Texas Murders Innocent, Now Covers Up

Update: Dallas Morning News: "Gov. Rick Perry looks like a desperate man with his decision to jettison the chairman of the state's forensic science panel."

The state of Texas executed an innocent man, Cameron Todd Willingham, in 2004

Hey, if anyone wants to devise an index on the intelligence, scientific acuity and general enlightenment of American states, Texas is right down there with Alabama, Mississippi and Louisiana. So, no surprise here.

David Grann's piece in the New Yorker on Cameron Todd Willingham is a must read, reporting that the equivalent of witchcraft was used to convict and murder Willingham though a range of Texas officials, including Gov. Rick Perry were presented with scientific information exonerating Willingham before Texas decided to kill him. Maybe the Texas folks just couldn't understand the material.

Now, after the state murder, when the Texas Forensic Science Commission was to review the findings of arson expert Craig Beyler, who was hired by the commission to investigate and subsequently released a report blowing the whistle on Texas, Rick Perry this week summarily fired three members of the Commission that was seen as poised to rule in effect that Texas had executed an innocent man.

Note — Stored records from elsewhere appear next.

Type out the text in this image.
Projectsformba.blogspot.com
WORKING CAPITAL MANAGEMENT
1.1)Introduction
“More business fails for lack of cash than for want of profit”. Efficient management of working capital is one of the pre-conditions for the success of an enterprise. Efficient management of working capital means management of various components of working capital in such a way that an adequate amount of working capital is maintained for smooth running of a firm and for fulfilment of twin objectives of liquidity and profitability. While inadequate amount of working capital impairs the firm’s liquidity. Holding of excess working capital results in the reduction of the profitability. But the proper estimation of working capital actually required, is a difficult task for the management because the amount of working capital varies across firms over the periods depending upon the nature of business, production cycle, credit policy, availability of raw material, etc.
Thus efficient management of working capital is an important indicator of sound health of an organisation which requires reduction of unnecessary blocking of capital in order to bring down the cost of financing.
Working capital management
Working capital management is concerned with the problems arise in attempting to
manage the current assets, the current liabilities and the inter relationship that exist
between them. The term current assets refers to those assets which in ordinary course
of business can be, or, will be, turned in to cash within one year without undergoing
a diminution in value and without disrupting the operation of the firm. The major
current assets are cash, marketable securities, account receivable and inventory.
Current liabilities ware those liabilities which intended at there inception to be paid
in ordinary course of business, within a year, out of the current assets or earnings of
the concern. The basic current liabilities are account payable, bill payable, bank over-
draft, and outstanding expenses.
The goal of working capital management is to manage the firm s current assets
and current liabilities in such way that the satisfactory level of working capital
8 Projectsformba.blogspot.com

From Jeff Carlton at the Huffington Post:

DALLAS — A report concluding a faulty investigation led to a Texas man's execution won't be reviewed by a state board as planned Friday after Gov. Rick Perry abruptly removed three people from the panel, forcing the meeting's cancellation.

Perry, who has said the execution was appropriate, replaced the head of the Texas Forensic Science Commission and two of its eight other board members Wednesday. The upheaval on the commission came just 48 hours before it was to consider a report critical of the arson finding leading to Cameron Todd Willingham's execution for the deaths of his three daughters in a 1991 fire.

Baltimore-based arson expert Craig Beyler, who was hired by the commission, concluded the arson finding was scientifically unsupported and investigators at the scene had 'poor understandings of fire science.' His report has bolstered arguments from advocacy groups that Willingham was innocent and wrongly executed.